I continue on my day by doing some yoga followed by a cup of coffee and some breakfast. Just as I'm about to get in the shower, I receive a text from Louis. "Where to for tonight?" I smile and reply, "It doesn't matter. Why don't you come over in a bit?" I really want to see him now. Thankfully, he agreed and should be here around eleven, which gives me about forty minutes to get ready.

I promptly take a shower, put on a little makeup, get dressed and throw my hair up in a messy bun. The door knocks and I run to the front of my house, like a little girl. When Louis sees me, he immediately runs up to me and hugs me. "I missed you so much," he says. All of a sudden, I'm starting to feel this awkard feeling inside of me.

"I missed you too, Louis." I notice he starts to lean in and kisses me passionately on the lips.
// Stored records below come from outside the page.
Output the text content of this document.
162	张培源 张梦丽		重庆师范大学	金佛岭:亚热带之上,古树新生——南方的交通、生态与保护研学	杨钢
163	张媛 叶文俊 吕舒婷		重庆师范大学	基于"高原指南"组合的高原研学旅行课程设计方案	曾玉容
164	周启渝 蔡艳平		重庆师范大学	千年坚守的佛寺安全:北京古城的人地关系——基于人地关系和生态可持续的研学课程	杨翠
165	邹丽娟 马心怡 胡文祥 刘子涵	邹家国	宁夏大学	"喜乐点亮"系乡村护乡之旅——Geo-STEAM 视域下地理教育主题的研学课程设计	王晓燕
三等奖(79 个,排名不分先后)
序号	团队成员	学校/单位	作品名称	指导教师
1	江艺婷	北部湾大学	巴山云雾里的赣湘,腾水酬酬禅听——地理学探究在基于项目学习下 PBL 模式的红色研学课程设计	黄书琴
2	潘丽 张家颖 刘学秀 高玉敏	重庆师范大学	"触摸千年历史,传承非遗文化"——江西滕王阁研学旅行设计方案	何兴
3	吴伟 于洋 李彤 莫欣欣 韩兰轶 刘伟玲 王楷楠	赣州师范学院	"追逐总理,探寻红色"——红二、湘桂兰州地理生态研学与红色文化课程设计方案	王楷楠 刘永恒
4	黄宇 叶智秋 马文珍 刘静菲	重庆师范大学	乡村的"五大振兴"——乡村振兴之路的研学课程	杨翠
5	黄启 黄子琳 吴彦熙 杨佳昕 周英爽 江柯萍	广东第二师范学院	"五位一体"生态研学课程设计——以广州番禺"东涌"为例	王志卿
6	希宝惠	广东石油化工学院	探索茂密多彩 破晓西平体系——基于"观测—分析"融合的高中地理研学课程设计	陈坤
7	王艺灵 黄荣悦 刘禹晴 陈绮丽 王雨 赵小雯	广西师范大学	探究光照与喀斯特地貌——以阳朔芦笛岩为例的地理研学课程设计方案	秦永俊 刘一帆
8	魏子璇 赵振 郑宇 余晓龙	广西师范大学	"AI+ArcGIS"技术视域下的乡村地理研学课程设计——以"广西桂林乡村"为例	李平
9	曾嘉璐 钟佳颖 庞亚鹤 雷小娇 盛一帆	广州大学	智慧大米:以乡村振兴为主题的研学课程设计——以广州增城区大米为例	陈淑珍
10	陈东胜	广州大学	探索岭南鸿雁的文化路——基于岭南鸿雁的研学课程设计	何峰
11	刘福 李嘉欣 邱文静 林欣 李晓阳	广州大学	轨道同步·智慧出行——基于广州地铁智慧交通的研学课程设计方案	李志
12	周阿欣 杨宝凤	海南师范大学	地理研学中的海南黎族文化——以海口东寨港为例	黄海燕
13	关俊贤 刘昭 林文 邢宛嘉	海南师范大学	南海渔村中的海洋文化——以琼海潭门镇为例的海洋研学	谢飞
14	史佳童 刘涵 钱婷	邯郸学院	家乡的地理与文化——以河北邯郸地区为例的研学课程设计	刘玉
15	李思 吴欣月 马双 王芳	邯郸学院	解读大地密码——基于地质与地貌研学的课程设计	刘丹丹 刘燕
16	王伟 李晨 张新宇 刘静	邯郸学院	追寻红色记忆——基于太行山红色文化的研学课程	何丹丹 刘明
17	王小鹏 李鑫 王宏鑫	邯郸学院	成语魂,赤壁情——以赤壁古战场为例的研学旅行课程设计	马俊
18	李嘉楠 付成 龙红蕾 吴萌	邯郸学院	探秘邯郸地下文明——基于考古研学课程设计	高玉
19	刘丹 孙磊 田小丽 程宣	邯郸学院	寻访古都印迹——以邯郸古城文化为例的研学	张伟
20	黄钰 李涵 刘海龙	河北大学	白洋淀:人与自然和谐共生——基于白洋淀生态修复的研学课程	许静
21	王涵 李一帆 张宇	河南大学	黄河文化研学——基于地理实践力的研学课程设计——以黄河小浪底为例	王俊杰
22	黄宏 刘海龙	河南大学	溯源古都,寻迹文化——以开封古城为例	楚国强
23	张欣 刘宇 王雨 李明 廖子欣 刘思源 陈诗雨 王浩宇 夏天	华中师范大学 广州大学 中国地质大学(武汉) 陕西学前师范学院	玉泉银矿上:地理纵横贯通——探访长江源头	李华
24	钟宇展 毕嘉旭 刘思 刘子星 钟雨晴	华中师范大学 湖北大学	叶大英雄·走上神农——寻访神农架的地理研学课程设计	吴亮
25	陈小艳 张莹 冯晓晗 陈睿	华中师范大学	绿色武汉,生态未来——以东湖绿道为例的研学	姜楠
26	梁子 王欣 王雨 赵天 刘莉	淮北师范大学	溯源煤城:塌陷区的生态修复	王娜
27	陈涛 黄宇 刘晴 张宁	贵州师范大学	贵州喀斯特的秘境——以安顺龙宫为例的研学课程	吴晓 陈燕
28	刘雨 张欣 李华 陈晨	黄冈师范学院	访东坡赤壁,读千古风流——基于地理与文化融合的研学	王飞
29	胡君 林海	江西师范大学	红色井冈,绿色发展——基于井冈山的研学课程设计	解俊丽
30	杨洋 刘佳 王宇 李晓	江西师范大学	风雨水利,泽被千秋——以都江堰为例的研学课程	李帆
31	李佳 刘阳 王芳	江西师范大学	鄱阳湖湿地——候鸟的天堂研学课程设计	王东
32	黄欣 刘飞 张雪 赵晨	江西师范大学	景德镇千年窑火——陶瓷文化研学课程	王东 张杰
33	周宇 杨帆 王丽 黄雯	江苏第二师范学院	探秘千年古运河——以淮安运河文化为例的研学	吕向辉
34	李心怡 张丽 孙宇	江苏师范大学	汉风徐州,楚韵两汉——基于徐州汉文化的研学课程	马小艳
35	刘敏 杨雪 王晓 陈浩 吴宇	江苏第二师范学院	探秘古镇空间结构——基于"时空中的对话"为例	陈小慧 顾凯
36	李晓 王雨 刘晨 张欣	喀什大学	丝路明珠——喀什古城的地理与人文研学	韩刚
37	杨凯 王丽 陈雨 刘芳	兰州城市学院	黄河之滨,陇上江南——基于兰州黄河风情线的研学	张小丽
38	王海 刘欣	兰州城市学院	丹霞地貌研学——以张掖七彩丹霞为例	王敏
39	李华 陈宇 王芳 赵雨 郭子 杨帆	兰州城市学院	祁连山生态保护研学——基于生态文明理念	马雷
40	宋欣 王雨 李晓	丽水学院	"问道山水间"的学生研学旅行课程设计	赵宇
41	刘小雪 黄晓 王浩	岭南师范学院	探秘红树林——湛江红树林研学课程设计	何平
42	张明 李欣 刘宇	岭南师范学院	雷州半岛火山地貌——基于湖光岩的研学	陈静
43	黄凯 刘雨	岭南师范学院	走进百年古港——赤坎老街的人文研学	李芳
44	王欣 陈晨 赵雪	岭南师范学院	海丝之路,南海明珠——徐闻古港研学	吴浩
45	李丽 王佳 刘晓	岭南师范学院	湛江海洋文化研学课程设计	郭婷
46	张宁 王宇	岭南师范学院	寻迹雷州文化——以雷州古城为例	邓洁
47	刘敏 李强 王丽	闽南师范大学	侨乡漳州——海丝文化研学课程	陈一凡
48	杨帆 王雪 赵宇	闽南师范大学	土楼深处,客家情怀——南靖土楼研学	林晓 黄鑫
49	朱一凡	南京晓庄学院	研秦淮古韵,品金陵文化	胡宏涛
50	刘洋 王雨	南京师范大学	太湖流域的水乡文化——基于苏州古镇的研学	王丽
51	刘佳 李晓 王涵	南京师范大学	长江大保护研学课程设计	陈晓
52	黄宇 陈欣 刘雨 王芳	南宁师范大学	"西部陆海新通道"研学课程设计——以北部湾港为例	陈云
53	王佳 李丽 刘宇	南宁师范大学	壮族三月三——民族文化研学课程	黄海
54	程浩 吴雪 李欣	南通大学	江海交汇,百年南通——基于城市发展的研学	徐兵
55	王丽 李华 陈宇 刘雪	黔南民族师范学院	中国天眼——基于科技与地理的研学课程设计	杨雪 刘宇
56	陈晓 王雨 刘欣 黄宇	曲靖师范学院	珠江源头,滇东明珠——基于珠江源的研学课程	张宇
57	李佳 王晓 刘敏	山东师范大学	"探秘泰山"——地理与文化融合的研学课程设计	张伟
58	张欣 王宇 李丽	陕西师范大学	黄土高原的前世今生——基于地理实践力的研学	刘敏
He holds my hands and asks, "What do you want to do for tonight, love?" I think for a brief moment. "How about we catch a movie?" I suggest. "That sounds great!" I look at the showings on my phone and notice there's one around 6:30 for tonight. I look at the clock and notice we have about seven whole hours before the movie starts. "Lou, you know we have about seven hours before it starts?" I ask. "Well what do you want to do to kill the time? You get to choose!"

Of course I get to choose. He always lets me choose wherever we go. "Bowling, of course. I haven't been in forever." Without saying anything, he grabs my hand and leads the way out. "Bowling it is, love." We get in the car, and Louis drives us to the bowling alley. On the way there, the thought that I could possibly be official with Louis just won't leave my mind. I can't stop thinking about it. I guess the only way to find out if we are official is if I ask Louis.

"Hey Lou, can I ask you something?"

"What do you need to know?"

"Would you consider us a couple?"

Louis thinks for a moment and says, "Well, I don't know. I mean, I really like you. Like, I really like you. But if you don't like me then we can continute to stay friends, because I won't let my favorite girl leave my fragile soul."

Ok now that was deep. I didn't expect those words to come out of his mouth. I want to say that I really like him, because I do, but this feeling is stuck in my body. A feeling that makes me feel like we would be better off as friends.